My name's Jennie Phipps and I'm a shopper addicted to Costco.
Costco isn't much to look at -- just cement everywhere. But the quality of the merchandise vs. the prices please me and I'm apparently not the only one. Geezeo survey reported by MainStreet.com, found that Costco shoppers spend an average of $268 per month, compared with $75.98 spent by BJ's shoppers and $168.82 shelled out by Sam's Club shoppers.
None of this surprises me. Costco makes it sensible to spend money.
Two months ago, I fed 125 people lunch at a day-long conference. The facility's favorite caterer wanted $1,250, plus $500 more for coffee, snacks and sodas. Publix market offered to do sandwiches and salads for $600 and I could buy coffee, packaged cookies and sodas, paper plates, etc., off the shelves for about $150 more.
My old friend Costco was the clear winner, selling ham, roast beef and turkey sandwich platters to serve 20 at $27 each. I also bought pre-packaged salad fixings and mountainous bags of potato chips, Starbucks' coffee, sodas, water, fresh-baked cookies and individually wrapped bittersweet chocolates, plus plates, cups and plastic ware. The staff packed it all in boxes for me. The total was less then $400. Who could resist?
My kids flew into town for Thanksgiving, and their Black Friday mission included shopping for ski clothes. I schlepped them to Costco where they found well-fitting and good-looking down jackets for $35, ski mittens for $10 and waterproof pants for $19. We also went to two sporting goods stores and neither sold anything that could compete price wise.
I've shopped at Costco's competitors, BJs and Sam's Club, and they have their strengths. BJs is smaller and sells items in smaller packages, which is better for small families. Sam's is ubiquitous. Wherever you go, there's a club.
A year ago, my son got married in Mexico on the beach near the Yucatan town of Tulum. The area didn't have reliable electrical power, but it did have a Sam's Club where we bought beer, wine and booze for the reception. It felt just like home. Same layout and most of the same merchandise at comparable prices.
For me, the persuasive difference is the way Costco manages its employees. They pay them fairly and offer good benefits even for part timers, so they stick around and are motivated to do their jobs well. The result is a well-oiled operation that moves shoppers through the checkout process quickly and keeps the merchandise well stocked and in the case of meat, bakery and produce, fresh and well packaged.
I just let my Sam's Club card expire because every time I go there, the checkout lines are long, the cashiers are unfamiliar with the pricing, and they are frequently impatient, sometimes downright surly.
I like to say I'm frugal; some people would say I'm cheap. But to me price isn't everything. If I walk out of the store annoyed more than once or twice, I won't be back.

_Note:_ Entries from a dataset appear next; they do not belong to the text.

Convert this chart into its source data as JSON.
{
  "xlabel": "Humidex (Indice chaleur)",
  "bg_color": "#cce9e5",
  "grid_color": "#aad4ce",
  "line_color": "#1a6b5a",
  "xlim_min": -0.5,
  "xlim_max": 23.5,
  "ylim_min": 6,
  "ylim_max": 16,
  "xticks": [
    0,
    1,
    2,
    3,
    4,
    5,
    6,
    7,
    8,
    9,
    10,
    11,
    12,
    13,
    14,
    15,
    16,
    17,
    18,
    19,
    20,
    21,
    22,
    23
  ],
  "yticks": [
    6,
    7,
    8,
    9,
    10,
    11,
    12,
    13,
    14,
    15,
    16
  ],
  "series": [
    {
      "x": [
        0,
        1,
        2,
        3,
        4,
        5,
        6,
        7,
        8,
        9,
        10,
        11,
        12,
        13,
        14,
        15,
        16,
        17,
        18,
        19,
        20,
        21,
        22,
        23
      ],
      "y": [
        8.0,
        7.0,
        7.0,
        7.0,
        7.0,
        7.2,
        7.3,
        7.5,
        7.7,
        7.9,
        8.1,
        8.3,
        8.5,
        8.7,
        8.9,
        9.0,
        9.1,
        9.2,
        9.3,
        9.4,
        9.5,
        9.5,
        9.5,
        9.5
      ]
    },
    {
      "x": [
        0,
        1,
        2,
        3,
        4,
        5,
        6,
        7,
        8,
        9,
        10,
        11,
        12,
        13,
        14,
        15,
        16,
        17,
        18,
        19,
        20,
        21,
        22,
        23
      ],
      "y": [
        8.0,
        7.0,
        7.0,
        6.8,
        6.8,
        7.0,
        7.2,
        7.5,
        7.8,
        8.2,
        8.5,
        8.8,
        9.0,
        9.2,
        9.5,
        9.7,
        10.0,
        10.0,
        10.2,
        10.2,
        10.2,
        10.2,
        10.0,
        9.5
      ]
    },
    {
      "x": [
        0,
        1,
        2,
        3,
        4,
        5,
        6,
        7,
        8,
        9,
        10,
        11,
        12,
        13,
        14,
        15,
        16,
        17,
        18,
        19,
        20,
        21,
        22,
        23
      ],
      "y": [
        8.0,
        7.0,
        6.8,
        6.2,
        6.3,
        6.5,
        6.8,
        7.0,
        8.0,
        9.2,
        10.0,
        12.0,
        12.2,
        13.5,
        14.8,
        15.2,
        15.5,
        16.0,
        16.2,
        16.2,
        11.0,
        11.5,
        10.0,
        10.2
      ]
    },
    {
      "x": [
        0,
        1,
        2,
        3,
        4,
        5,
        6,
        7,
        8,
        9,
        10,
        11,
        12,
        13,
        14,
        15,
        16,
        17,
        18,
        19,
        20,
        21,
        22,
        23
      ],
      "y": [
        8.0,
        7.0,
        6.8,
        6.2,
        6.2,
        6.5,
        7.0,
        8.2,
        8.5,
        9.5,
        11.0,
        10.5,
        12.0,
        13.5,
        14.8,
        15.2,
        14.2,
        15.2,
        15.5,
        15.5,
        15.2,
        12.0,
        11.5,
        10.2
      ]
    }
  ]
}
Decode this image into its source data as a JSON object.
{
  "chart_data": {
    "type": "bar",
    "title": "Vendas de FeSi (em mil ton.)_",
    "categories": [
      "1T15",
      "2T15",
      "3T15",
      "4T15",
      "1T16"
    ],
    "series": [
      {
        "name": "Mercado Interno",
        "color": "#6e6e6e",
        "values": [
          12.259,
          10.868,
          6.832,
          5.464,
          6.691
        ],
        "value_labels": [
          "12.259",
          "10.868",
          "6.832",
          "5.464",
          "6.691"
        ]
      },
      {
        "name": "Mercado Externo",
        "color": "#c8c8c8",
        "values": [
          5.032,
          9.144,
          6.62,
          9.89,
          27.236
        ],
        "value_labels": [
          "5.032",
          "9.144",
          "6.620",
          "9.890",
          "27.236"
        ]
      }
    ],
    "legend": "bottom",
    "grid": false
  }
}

Costco has long-time employees who recognize me and treat me like the good customer I am. When a product doesn't measure up, they take it back without question. When the checkout lines are long, they immediately open more lanes. When I complained that they weren't selling my favorite brand of stuffed olives anymore, an acceptable substitute brand appeared.
I don't own Costco stock, but maybe I should. As Geezeo says, "Don't expect a slowdown at Costco anytime soon."